Reparando danos da escravidão

Jornal O Norte
Publicado em 22/02/2008 às 10:30.Atualizado em 15/11/2021 às 07:25.

Leonardo Silvino


Professor universitário



A determinação da UERJ em destinar vagas para estudantes negros e pardos em seu vestibular só ganhou notoriedade quando os filhos da classe média branca começaram a sentir na pele o que é ser preterido por sua cor.



Menos relevante neste caso é saber se a determinação é inconstitucional. Se ela não é ideal, é forma de reparar os anos de escravidão com a massa que migrou das senzalas para as favelas.



Segundo o Dieese, um trabalhador negro da região metropolitana de Salvador, capital com o maior proporção de negros no país, recebe em média cerca de 51% do que um não-negro. Basta lembrar que 64% dos pobres são negros, frutos da falta de visão histórica dos eurodescendentes.



Entretanto a reserva de 40% das vagas abre precedentes para injustiças. Um exemplo é a dificuldade maior que os migrantes nordestinos, descentes de holandeses e portugueses, terão de ingressar nas faculdades. Mais sensato e dentro da nossa realidade, seria a reserva de vagas para alunos de escolas públicas.



Os defensores das ações afirmativas apontam que não. Que este foi o recurso essencial da ascenção que os negros norte-americanos tiveram em diversas áreas, incluindo a mídia. Mas as causas do racismo no Brasil são as mesmas que as dos EUA? São as mesmas as separações de classes? Corremos mais uma vez o risco de ser chamados de ‘los macaquitos’.



A determinação de vagas não é nova já foi usada também para excluir. Em 1887, o governo anti-semita do czar Alexandre III destinou uma cota máxima de 5% para judeus do corpo discente de ginásios e universidades em todo o Império Russo. Estes 40% destinados a negros e pardos também não são um limite máximo?



Na mídia os negros são tão excluídos quanto nas universidades. O modelo de imitação americana também prevalece. Quando aparecem negros são em casais da mesma raça ou seguidos de descendentes de asiáticos. O moreno e o índio são quase excluídos da programação da tv. Os comerciais adotam a mesma fórmula dos shows de realidade: diversos brancos, dois ou três negros e um ou outro asiático. 



A interracialidade, tão comum no Brasil, é varriada para debaixo do pano. Está virando moda usar negros para chegar ao público branco descolado. “Está vendo? Não sou racista, meu celular é daquela marca que tem aquele ‘negão’!” E assim os preconceitos caminham...

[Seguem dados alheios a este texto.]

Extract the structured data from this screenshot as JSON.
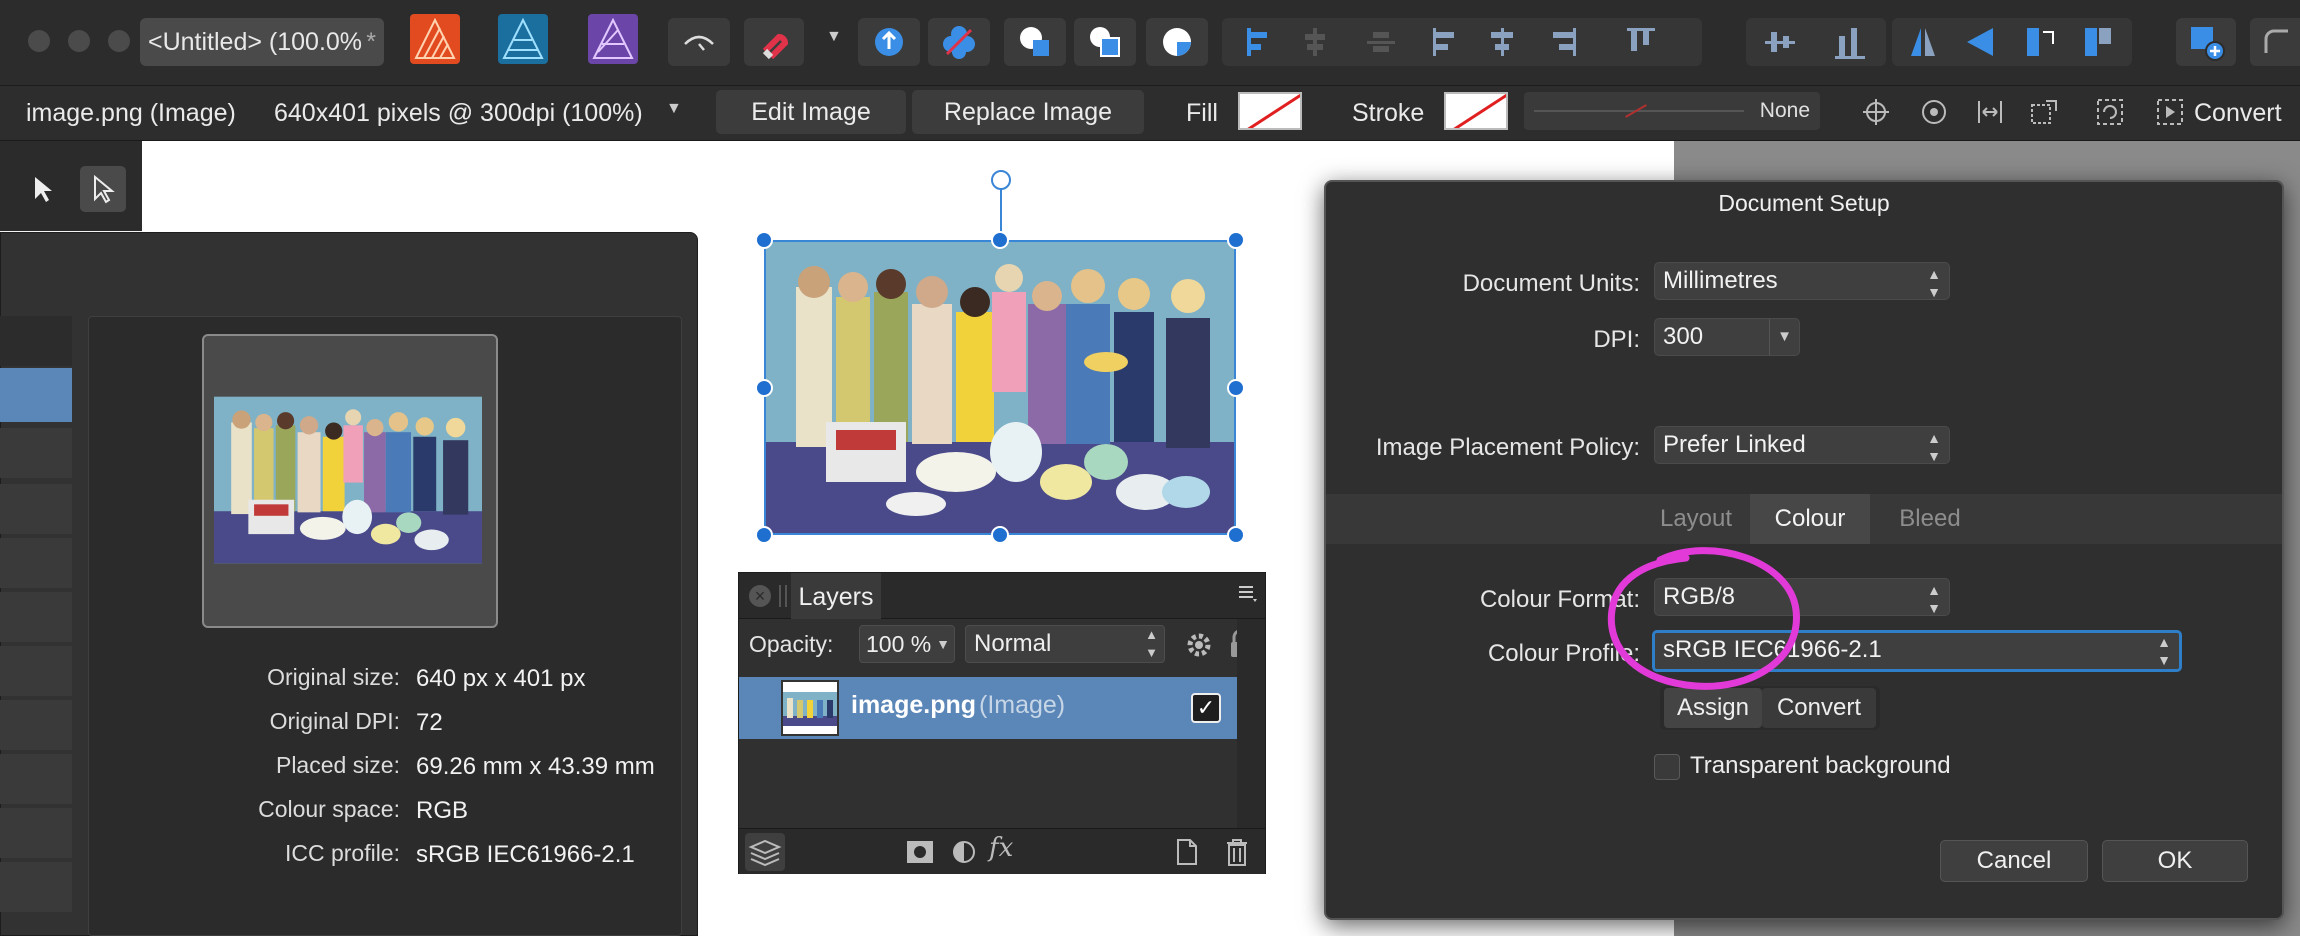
{
  "window": {
    "doc_tab_title": "<Untitled> (100.0%",
    "doc_tab_close": "*"
  },
  "context_toolbar": {
    "layer_name": "image.png (Image)",
    "image_info": "640x401 pixels @ 300dpi (100%)",
    "edit_image": "Edit Image",
    "replace_image": "Replace Image",
    "fill_label": "Fill",
    "stroke_label": "Stroke",
    "stroke_value": "None",
    "convert_label": "Convert"
  },
  "image_info_panel": {
    "rows": [
      {
        "label": "Original size:",
        "value": "640 px x 401 px"
      },
      {
        "label": "Original DPI:",
        "value": "72"
      },
      {
        "label": "Placed size:",
        "value": "69.26 mm x 43.39 mm"
      },
      {
        "label": "Colour space:",
        "value": "RGB"
      },
      {
        "label": "ICC profile:",
        "value": "sRGB IEC61966-2.1"
      }
    ]
  },
  "layers_panel": {
    "title": "Layers",
    "opacity_label": "Opacity:",
    "opacity_value": "100 %",
    "blend_mode": "Normal",
    "layer_name": "image.png",
    "layer_type": "(Image)",
    "check_mark": "✓",
    "fx_label": "fx"
  },
  "document_setup": {
    "title": "Document Setup",
    "units_label": "Document Units:",
    "units_value": "Millimetres",
    "dpi_label": "DPI:",
    "dpi_value": "300",
    "placement_label": "Image Placement Policy:",
    "placement_value": "Prefer Linked",
    "tabs": [
      "Layout",
      "Colour",
      "Bleed"
    ],
    "active_tab": "Colour",
    "colour_format_label": "Colour Format:",
    "colour_format_value": "RGB/8",
    "colour_profile_label": "Colour Profile:",
    "colour_profile_value": "sRGB IEC61966-2.1",
    "assign_label": "Assign",
    "convert_label": "Convert",
    "transparent_label": "Transparent background",
    "cancel_label": "Cancel",
    "ok_label": "OK"
  },
  "colors": {
    "accent": "#3a86d6",
    "selection_row": "#5a86b8",
    "annotation_circle": "#e23ad8",
    "designer": "#1a7fb0",
    "photo": "#7a4fb0",
    "publisher": "#e24a1f"
  }
}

Algumas medidas são lentamente tomadas para modificar o caso. A Caixa Econômica Federal retirou recentemente de circulação uma cartilha de prevenção de golpes em que os bandidos eram negros e as vítimas brancas. Mas isto é apenas o começo de uma série de atitudes veladas.



Se as cotas fossem aprovadas para a mídia a coloração da TV certamente mudaria. Os situacionistas mantém o discurso que a propaganda não é propulsora mas espelho dos preconceitos da sociedade. Os que desejam uma ação afirmativa afirmam que a mídia deve exercer sua parcela de responsabilidade social e não a deixar apenas no discurso.



A conseqüência está na reparação das desigualdades de acordo com a mais recente Conferência Mundial Contra o Racismo. O impacto destas transformações pode transformar nosso racismo oculto em racismo “culto” com milhares de justificativas em relação a igualdade de possibilidades, livre concorrência, negativa de privilégios e etc.



Seja quais forem os resultados, a determinação da UERJ põe em voga um assunto que ficava esquecido entre a Casa Grande e a Senzala: os nossos medos e preconceitos. Uma questão de bom senso.